Cela montre également une autre facette des EHPAD, car il y a des lieux où de nombreuses activités sont proposées, où le personnel est réellement impliqué dans divers domaines pour le bien-être des résidents. En parallèle, d’autres établissements peuvent découvrir qu’il est tout à fait possible de faire intervenir des plasticiens en résidence artistique.
On sait que la pratique de l’art participe à la gestion des maladies neurodégénératives. Quelles sont, d’après votre expérience propre, les apports de cette pratique ?
J’ai de beaux exemples. Le premier concerne Monsieur G. qui, à l’Accueil de jour, était en retrait du groupe. Lors d’une prévisite, il s’est montré très attentif. Le jour de la visite officielle, il s’est beaucoup exprimé, et s’est même levé pour montrer des détails et toucher une sculpture.
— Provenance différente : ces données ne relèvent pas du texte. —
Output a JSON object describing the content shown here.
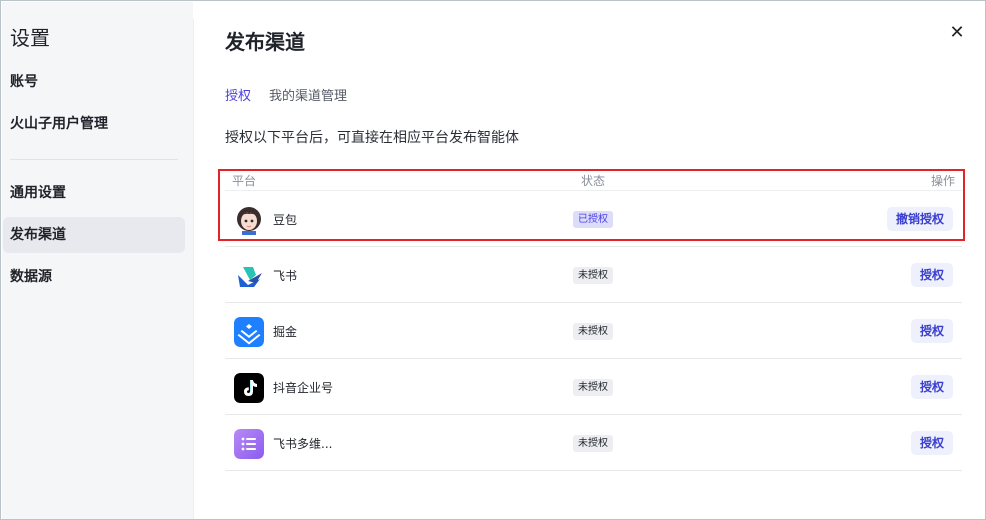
{
  "sidebar": {
    "title": "设置",
    "items": [
      {
        "label": "账号"
      },
      {
        "label": "火山子用户管理"
      },
      {
        "label": "通用设置"
      },
      {
        "label": "发布渠道",
        "active": true
      },
      {
        "label": "数据源"
      }
    ]
  },
  "main": {
    "title": "发布渠道",
    "tabs": [
      {
        "label": "授权",
        "active": true
      },
      {
        "label": "我的渠道管理"
      }
    ],
    "description": "授权以下平台后，可直接在相应平台发布智能体",
    "table": {
      "headers": {
        "platform": "平台",
        "status": "状态",
        "action": "操作"
      },
      "rows": [
        {
          "name": "豆包",
          "status": "已授权",
          "action": "撤销授权",
          "icon": "doubao-avatar-icon"
        },
        {
          "name": "飞书",
          "status": "未授权",
          "action": "授权",
          "icon": "feishu-icon"
        },
        {
          "name": "掘金",
          "status": "未授权",
          "action": "授权",
          "icon": "juejin-icon"
        },
        {
          "name": "抖音企业号",
          "status": "未授权",
          "action": "授权",
          "icon": "douyin-icon"
        },
        {
          "name": "飞书多维...",
          "status": "未授权",
          "action": "授权",
          "icon": "feishu-bitable-icon"
        }
      ]
    }
  },
  "colors": {
    "accent": "#4e40e5",
    "highlight_border": "#e2242a"
  }
}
Ce n’est qu’après quelques mois que l’équipe m’a appris tout le bien que ces deux moments lui avait procuré, et ce, sur le long terme. Dès lors, il a été plus intégré au groupe, et sa famille l’a remarqué. Ce moment de recherche et de découverte des œuvres lui a donc redonné l’envie de s’exprimer.
Il y a Colette, qui s’est mise au dessin, à qui je donne des images à reproduire de temps en temps. Depuis les ateliers, elle reçoit même des demandes du personnel.
Et j’ai pu constater que le fait d’aller dans une galerie ne pose plus de difficultés. Il faut certes les préparer mentalement à sortir, mais une fois arrivées, les personnes, pour qui aller dans un lieu d’art n’était en rien une évidence, se sentent en terrain familier. Elles me connaissent ainsi que le lieu, il n’y a plus qu’à échanger sur les œuvres. Pour la plupart, on se voit depuis trois ans. C’est dans la durée qu’il est possible de faire ce rapprochement, aussi bien entre les individus qu’avec le lieu. Au final, visiter une exposition, c’est apprendre plein de choses et mieux comprendre la diversité dans l’art.

Tampon – Mme Chatenet
Quels sont vos souhaits, personnels ou professionnels ?
Que cela continue. J’ai un projet éditorial, toujours avec un public en EHPAD, sur les Quatre Saisons, qui me tient à cœur : des ateliers de pratiques artistiques et d’écriture qui auraient comme finalité une édition, mais cela a un coût. Il faut donc trouver un financement pour que ce projet puisse prendre forme dans les meilleurs conditions qui soient, et aboutir au plus près de ce que j’attends.